By Nahida Akter
When I first arrived in Portales, nothing felt permanent. The town, the streets, even the sky seemed like things I was simply moving through rather than settling into. I told myself I am here for school, for a degree, for a future that existed somewhere else. Portales was a stop along the way, not a destination. At least, that’s what I believed at the beginning.
Small towns have a way of making time feel slower. Days stretch out, and there isn’t much to distract you from yourself. In a bigger place, you can disappear into crowds, lose your thoughts in constant noise. Here, the stillness makes everything louder even your doubts, your memories and your expectations. The town doesn’t rush you, but it doesn’t let you hide either.
At ENMU, the campus feels almost like its own world but not separate from the town around it. The same faces pass you on sidewalks and in grocery store aisles. Th professors become familiar figures beyond the classroom. The classmates slowly turn into people who know your schedule, who recognize your car, who ask how your week has been going. It’s comforting, but also unsettling. Privacy is limited. Anonymity is rare.
At times, that closeness felt suffocating. There were moments when I wanted more excitement, more options, more places to run when things got heavy. I would scroll through social media, watching people in bigger cities live faster lives, convincing myself that I was missing out. Portales felt too quiet for my ambitions, too small for my worries. I counted the days until breaks, imagining escape as relief.
But small towns have a subtle pull. It’s not dramatic or immediate. It settles in slowly, unnoticed at first. You learn which buildings catch the sunset just right. You get used to the wind and the open sky. You develop routines coffee stops, library corners, familiar paths across campus that begin to feel grounding instead of limiting. Without realizing it, the place starts to anchor you.

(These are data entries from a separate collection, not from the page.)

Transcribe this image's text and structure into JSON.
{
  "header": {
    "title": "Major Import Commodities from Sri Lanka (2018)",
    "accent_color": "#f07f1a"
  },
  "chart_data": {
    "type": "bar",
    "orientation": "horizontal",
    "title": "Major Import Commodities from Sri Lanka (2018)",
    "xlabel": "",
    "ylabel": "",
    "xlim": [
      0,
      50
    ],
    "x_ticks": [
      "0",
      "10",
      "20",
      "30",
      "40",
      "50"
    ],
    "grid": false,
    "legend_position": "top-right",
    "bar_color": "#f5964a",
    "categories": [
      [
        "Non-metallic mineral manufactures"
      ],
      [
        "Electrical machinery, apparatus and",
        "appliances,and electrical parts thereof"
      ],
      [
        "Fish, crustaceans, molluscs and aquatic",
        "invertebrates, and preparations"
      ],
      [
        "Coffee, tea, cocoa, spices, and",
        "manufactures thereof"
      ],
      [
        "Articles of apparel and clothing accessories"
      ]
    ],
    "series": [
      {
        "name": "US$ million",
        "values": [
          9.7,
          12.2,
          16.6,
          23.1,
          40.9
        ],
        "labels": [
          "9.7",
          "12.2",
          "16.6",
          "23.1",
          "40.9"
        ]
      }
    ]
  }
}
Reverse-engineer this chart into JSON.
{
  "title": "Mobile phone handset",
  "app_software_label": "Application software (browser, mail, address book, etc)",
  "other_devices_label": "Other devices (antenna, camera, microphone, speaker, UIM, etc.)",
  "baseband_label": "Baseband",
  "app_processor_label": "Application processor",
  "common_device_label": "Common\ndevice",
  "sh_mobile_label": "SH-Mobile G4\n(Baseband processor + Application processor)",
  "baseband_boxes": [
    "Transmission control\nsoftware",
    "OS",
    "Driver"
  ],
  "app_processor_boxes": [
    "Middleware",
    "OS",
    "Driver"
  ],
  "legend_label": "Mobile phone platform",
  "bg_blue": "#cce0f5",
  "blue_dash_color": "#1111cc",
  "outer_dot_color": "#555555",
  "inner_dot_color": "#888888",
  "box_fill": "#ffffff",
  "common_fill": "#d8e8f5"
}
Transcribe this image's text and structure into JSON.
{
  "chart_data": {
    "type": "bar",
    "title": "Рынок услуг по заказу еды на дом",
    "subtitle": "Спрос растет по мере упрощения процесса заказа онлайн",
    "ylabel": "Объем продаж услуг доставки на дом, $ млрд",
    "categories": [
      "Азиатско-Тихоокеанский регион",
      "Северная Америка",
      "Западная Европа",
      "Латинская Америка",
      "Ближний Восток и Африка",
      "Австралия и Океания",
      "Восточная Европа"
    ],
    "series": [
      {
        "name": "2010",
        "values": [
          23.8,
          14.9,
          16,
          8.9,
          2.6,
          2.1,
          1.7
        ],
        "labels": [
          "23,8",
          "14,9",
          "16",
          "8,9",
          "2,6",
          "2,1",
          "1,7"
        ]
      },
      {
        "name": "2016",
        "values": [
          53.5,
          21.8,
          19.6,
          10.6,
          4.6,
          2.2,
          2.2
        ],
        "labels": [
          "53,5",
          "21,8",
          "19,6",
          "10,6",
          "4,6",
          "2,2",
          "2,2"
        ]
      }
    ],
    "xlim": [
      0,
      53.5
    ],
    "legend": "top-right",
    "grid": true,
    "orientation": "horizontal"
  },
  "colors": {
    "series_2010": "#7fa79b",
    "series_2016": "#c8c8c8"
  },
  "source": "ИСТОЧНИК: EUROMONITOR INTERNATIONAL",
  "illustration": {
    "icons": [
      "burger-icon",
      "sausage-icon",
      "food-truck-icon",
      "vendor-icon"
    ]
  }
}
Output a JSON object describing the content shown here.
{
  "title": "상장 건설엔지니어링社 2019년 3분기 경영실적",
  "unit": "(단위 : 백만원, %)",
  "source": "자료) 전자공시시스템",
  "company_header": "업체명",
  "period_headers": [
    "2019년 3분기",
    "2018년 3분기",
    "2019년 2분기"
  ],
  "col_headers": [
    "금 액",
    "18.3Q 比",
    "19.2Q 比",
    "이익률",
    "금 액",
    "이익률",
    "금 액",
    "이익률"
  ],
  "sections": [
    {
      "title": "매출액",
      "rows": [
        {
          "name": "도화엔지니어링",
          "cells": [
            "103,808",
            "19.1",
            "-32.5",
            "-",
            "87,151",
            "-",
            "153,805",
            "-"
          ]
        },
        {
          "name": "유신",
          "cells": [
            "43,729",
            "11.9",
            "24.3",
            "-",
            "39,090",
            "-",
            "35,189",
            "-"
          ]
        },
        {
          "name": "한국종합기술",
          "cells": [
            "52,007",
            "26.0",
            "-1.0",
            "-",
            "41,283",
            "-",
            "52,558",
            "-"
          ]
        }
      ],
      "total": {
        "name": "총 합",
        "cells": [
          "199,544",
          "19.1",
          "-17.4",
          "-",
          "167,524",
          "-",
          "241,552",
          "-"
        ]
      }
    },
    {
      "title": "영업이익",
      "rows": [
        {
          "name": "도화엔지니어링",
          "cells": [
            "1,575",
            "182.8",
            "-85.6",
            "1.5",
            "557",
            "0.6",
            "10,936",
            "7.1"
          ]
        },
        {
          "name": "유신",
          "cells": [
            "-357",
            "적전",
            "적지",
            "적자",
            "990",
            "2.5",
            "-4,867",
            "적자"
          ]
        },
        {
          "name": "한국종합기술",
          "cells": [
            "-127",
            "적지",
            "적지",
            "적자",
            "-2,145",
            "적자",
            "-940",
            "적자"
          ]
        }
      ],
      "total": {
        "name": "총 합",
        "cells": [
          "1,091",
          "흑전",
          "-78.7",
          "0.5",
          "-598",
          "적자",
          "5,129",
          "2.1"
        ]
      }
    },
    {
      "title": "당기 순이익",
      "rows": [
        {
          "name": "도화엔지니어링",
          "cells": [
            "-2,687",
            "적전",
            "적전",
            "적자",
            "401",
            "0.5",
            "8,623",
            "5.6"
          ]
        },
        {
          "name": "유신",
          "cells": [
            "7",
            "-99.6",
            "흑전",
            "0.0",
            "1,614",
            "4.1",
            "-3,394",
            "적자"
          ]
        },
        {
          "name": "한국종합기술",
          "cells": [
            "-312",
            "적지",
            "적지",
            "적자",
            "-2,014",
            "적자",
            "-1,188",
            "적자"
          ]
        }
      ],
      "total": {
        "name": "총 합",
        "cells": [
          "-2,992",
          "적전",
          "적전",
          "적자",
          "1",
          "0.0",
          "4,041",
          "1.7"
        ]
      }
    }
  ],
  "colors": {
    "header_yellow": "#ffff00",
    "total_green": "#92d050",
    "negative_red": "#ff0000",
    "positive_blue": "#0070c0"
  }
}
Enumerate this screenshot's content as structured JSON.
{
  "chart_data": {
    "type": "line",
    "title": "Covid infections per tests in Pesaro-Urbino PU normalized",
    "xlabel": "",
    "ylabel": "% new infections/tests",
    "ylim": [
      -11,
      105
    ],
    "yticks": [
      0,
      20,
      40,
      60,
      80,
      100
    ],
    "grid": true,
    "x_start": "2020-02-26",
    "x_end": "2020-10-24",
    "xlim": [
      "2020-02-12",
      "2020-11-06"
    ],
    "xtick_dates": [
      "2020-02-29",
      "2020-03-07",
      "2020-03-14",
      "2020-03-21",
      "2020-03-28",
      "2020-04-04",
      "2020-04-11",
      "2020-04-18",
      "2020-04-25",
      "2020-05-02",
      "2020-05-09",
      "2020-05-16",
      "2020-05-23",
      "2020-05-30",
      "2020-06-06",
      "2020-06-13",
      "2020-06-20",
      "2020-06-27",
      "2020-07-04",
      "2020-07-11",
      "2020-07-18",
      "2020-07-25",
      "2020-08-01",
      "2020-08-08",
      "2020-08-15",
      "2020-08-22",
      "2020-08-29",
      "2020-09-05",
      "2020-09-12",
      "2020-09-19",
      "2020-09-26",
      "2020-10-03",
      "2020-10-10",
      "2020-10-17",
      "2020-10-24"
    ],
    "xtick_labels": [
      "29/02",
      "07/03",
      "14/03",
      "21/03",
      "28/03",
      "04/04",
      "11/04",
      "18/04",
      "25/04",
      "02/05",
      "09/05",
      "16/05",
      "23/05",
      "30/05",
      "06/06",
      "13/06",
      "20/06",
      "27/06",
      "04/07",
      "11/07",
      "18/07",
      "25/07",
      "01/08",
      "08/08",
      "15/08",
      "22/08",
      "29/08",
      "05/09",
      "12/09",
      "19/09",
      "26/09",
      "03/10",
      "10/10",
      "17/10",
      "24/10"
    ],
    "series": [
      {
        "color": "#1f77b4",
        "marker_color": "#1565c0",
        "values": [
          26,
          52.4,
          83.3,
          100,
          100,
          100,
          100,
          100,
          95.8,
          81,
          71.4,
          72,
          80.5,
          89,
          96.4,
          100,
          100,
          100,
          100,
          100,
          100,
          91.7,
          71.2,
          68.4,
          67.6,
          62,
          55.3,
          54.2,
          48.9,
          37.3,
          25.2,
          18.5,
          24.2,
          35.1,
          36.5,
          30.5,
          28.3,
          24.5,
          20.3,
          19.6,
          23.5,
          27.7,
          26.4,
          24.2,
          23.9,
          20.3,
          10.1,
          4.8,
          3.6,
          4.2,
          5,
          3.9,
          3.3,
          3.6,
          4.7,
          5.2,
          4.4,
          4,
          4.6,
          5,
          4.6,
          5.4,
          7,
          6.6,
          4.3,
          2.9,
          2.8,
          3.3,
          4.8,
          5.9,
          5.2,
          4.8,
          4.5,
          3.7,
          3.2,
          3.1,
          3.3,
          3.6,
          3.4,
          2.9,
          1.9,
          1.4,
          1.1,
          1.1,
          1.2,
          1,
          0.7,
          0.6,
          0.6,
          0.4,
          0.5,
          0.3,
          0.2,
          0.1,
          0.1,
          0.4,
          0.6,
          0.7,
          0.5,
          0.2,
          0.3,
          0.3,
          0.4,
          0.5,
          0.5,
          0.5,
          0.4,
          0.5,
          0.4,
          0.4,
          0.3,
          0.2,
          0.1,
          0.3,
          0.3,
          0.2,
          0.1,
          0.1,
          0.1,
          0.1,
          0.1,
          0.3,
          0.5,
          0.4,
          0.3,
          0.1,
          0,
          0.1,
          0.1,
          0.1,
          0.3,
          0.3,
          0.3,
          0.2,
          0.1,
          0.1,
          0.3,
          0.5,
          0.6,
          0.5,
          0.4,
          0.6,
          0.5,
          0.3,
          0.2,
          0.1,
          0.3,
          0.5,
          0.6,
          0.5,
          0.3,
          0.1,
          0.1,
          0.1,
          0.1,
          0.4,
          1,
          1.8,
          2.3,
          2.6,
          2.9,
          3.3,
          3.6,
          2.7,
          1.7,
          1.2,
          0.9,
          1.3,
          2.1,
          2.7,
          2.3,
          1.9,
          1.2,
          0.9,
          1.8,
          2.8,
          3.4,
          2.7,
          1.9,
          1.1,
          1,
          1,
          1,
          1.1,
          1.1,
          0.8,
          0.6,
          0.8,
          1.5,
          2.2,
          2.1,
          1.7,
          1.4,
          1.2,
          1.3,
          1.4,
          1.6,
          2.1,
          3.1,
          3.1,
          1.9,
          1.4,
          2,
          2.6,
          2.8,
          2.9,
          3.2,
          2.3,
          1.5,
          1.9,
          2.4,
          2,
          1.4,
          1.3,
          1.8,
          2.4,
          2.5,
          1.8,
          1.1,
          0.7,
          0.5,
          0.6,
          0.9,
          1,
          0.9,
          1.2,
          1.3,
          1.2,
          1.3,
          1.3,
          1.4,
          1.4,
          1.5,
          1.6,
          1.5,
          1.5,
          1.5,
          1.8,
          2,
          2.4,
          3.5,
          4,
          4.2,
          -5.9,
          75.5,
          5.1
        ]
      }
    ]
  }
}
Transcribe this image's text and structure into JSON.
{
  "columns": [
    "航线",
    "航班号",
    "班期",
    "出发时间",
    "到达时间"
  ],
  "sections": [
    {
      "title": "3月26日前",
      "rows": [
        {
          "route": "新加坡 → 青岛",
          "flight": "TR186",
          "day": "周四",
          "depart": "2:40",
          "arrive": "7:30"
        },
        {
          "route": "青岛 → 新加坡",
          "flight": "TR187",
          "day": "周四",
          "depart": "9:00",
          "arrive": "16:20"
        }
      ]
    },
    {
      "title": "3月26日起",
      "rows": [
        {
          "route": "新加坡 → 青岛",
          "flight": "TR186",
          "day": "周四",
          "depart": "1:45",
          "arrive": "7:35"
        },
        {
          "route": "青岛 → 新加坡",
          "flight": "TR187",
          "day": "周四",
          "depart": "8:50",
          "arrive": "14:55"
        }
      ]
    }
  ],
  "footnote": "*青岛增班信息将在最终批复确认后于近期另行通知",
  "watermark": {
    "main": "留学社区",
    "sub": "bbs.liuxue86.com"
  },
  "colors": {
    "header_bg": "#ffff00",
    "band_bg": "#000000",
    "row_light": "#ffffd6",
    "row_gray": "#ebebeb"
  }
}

There’s a kind of honesty that comes with small-town gravity. Without endless distractions, you’re forced to sit with your thoughts. You notice how relationships shape you, how failures linger, how growth doesn’t always feel like progress in the moment. I learned more about myself here than I expected to. Just not in lectures or assignments, but in quiet evenings, long walks, and conversations that didn’t have anywhere else to rush off to.
Portales taught me patience. It taught me how to exist without constant validation. In a place where “something happening” isn’t guaranteed, you learn to find meaning in simplicity. A good conversation becomes an event. A small accomplishment feels significant. You notice when someone shows up for you because it matters more when the circle is small.
There were moments when I wanted to leave simply to prove that I could. That I wasn’t stuck. That I was meant for something bigger. But over time, I realized that staying wasn’t a failure. If anything, it required more honesty. It meant acknowledging that growth doesn’t always come from movement. Sometimes it comes from stillness.
Small-town gravity doesn’t trap you; it tests you. It asks whether you can sit with yourself long enough to understand who you are without noise influencing the answer. It challenges your assumptions about success, connection, and belonging. And if you let it, it reshapes you in quiet ways.
I still don’t know where I’ll end up someday. Leaving is inevitable, and that doesn’t scare me anymore. What surprises me is knowing that when I do go, this place will come with me. Not because it held me back, but because it held me steady when I didn’t realize I needed it.
Portales was supposed to be temporary. ENMU was just a chapter. But small towns don’t always stay where we leave them. Sometimes, they settle into us with a quiet, steady gravity and change the way we move through the rest of our lives.